Necrostatin-1 Improves Long-term Functional Recovery Through Protecting Oligodendrocyte Precursor Cells After Transient Focal Cerebral Ischemia in Mice

Abstract

Ischemic stroke often results in severe injury to white matter structures including the axons, oligodendroglia, and other glial cells. Immature stages of oligodendroglia, such as oligodendrocyte precursor cells (OPCs) and premature oligodendroglia, are more vulnerable to ischemia than mature oligodendroglia. Extensive studies have been performed on the necroptosis of neurons following cerebral ischemia. The present study aimed to investigate the effect of necrostatin-1 (Nec-1), a necroptosis inhibitor, on the survival of OPCs and long-term functional recovery following transient cerebral ischemia.

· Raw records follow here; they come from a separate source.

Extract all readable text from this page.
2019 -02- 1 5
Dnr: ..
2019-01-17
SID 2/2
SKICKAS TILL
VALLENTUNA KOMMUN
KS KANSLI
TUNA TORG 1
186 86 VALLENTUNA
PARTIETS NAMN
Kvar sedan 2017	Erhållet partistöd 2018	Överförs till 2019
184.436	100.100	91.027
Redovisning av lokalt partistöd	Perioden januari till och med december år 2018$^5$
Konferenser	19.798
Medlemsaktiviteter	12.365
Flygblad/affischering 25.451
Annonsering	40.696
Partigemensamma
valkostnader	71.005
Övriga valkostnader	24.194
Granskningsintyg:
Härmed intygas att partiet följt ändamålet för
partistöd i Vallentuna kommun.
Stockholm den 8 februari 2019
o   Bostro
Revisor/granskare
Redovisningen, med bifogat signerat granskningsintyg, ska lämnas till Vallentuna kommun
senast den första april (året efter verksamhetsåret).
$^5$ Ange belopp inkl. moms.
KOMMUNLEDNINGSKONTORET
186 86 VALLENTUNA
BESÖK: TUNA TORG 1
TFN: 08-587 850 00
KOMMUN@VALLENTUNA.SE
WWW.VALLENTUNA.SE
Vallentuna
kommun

Male adult ICR mice (25–30 g) were subjected to 60-min middle cerebral artery occlusion (MCAO) and 24 h of reperfusion. Nec-1 (0.04 mg/kg) was injected intracerebroventricularly 1 h before the onset of MCAO. Cognitive functions were evaluated ≤30 days after MCAO. Necroptosis-related proteins, receptor-interacting protein kinase 1 (RIPK1), RIPK3, MLKL, and P-MLKL, were assessed by western blot analyses. The cultured primary mouse OPCs were used to confirm the effects of Nec-1 on the viability of OPCs following oxygen-glucose deprivation (OGD). This study demonstrated that pretreatment with Nec-1 significantly promoted OPCs survival, alleviated white matter injury, and improved cognitive function after transient cerebral ischemia. Nec-1 also inhibited the activation of RIPK1, RIPK3, MLKL, and P-MLKL in the subventricular zone (SVZ) and corpus callosum regions after MCAO. OPCs’ culture experiments confirmed that Nec-1 significantly reduced the necroptosis of OPCs, perhaps by inhibiting the expression of RIPK1, RIPK3, MLKL, and P-MLKL. Nec-1, an inhibitor of RIPK1, may reduce ischemic white matter damage and improve recovery of long-term neurological function following cerebral ischemia.